Kaspersky Labは、産業組織を攻撃するPseudoManuscryptマルウェアを検出しました

Kaspersky ICSCERTの専門家が NicknameManuscrypt マルウェア, 以上を攻撃した 35,000 のコンピュータ 195 1月の間の国 20 と11月 10, 2021. 攻撃されたオブジェクトのリストには、かなりの数の産業組織および政府組織が含まれています, 軍産複合体や研究所の企業を含む.

研究者は少なくとも 7.2% 攻撃されたコンピュータの数 NicknameManuscrypt 産業用自動化システムの一部です (ICS) さまざまな業界の組織で.

このマルウェアは、ローダーが Manuscrypt マルウェアローダー, これは、の武器庫の一部です ラザロ ハックグループ.

PseudoManuscryptダウンローダーは、 サービスとしてのマルウェア (MaaS) プラットホーム, 海賊版ソフトウェアを装って悪意のあるインストーラーを配布する. ある場合には, これは 愚か ボットネット (そのメインインストーラーも海賊版ソフトウェアを装って配布されています).

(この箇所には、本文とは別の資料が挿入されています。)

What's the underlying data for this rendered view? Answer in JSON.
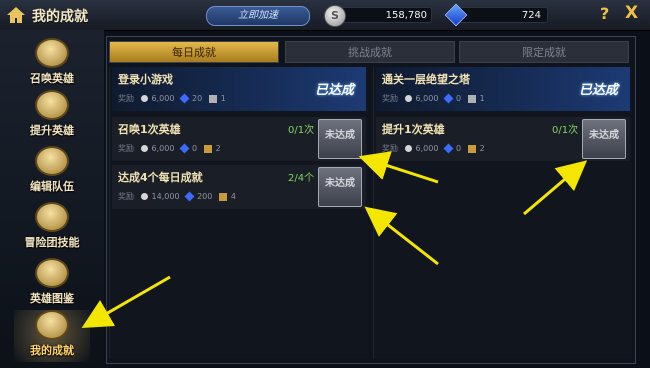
{
  "header": {
    "title": "我的成就",
    "recharge_label": "立即加速",
    "silver_amount": "158,780",
    "gem_amount": "724",
    "help": "?",
    "close": "X"
  },
  "sidebar": {
    "items": [
      {
        "label": "召唤英雄",
        "icon": "summon-icon"
      },
      {
        "label": "提升英雄",
        "icon": "levelup-icon"
      },
      {
        "label": "编辑队伍",
        "icon": "team-icon"
      },
      {
        "label": "冒险团技能",
        "icon": "skill-icon"
      },
      {
        "label": "英雄图鉴",
        "icon": "book-icon"
      },
      {
        "label": "我的成就",
        "icon": "achievement-icon",
        "active": true
      }
    ]
  },
  "tabs": [
    {
      "label": "每日成就",
      "active": true
    },
    {
      "label": "挑战成就"
    },
    {
      "label": "限定成就"
    }
  ],
  "left_column": [
    {
      "title": "登录小游戏",
      "status": "已达成",
      "reward_label": "奖励",
      "silver": "6,000",
      "gem": "20",
      "box": "1"
    },
    {
      "title": "召唤1次英雄",
      "progress": "0/1次",
      "reward_label": "奖励",
      "silver": "6,000",
      "gem": "0",
      "gold": "2",
      "button": "未达成"
    },
    {
      "title": "达成4个每日成就",
      "progress": "2/4个",
      "reward_label": "奖励",
      "silver": "14,000",
      "gem": "200",
      "gold": "4",
      "button": "未达成"
    }
  ],
  "right_column": [
    {
      "title": "通关一层绝望之塔",
      "status": "已达成",
      "reward_label": "奖励",
      "silver": "6,000",
      "gem": "0",
      "box": "1"
    },
    {
      "title": "提升1次英雄",
      "progress": "0/1次",
      "reward_label": "奖励",
      "silver": "6,000",
      "gem": "0",
      "gold": "2",
      "button": "未达成"
    }
  ],
  "colors": {
    "accent_gold": "#e3b84a",
    "arrow": "#f5e600",
    "done_blue": "#1c3a74"
  }
}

専門家によると, 主な悪意のあるモジュールPseudoManuscryptには多くのスパイ機能があります, VPN接続データの盗用を含む, キーストロークの記録, スクリーンショットとスクリーンビデオの録画を撮る, マイクからの録音, クリップボードと手術室のイベントログデータからデータを盗む. システム (これにより、RDP接続に関するデータを盗むことも可能になります).

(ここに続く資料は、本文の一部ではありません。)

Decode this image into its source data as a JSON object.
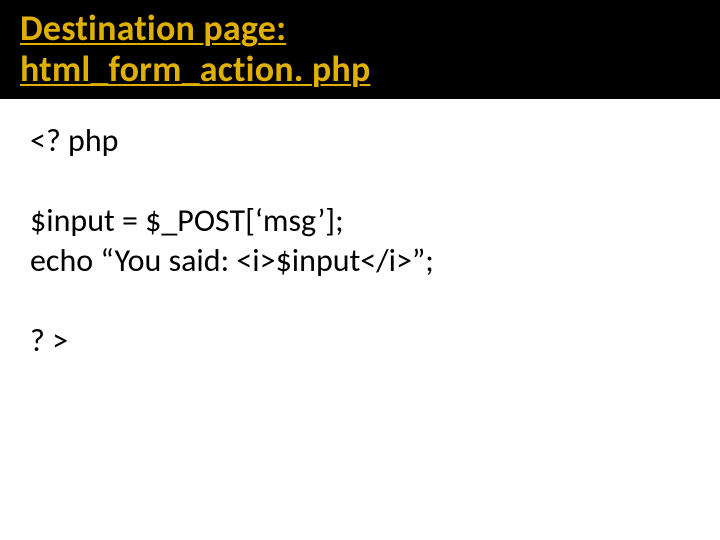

攻撃されたコンピューターの中には、多くのエンジニアリングマシンがあります, デジタルツインの開発と使用のための物理的および3Dモデリングシステムを含む. これにより、専門家は、キャンペーンの可能なターゲットの1つが産業スパイであると想定することができました。.

会社のレポートには2つの事実もあります. 最初, PseudoManuscryptダウンローダーは、Lazarusが使用するManuscryptマルウェアダウンローダーと類似点を共有しています。 2020 さまざまな国の防衛会社に対する攻撃. 2番, 盗まれたデータを攻撃者に転送する’ サーバ, PseudoManuscryptは、まれなKCPプロトコルの実装を使用します, 以前は、によって使用されたマルウェアでのみ見られました APT41.

しかしながら, 多数の犠牲者の分布に明確な焦点がないこと, これはターゲットを絞ったサイバーキャンペーンの特徴ではありません, このキャンペーンをLazarusまたは他のAPTと明確にリンクすることはできません.

私たちがその事実についても話したことを思い出させてください 研究者は発見した ALPHV Rustで書かれたランサムウェア.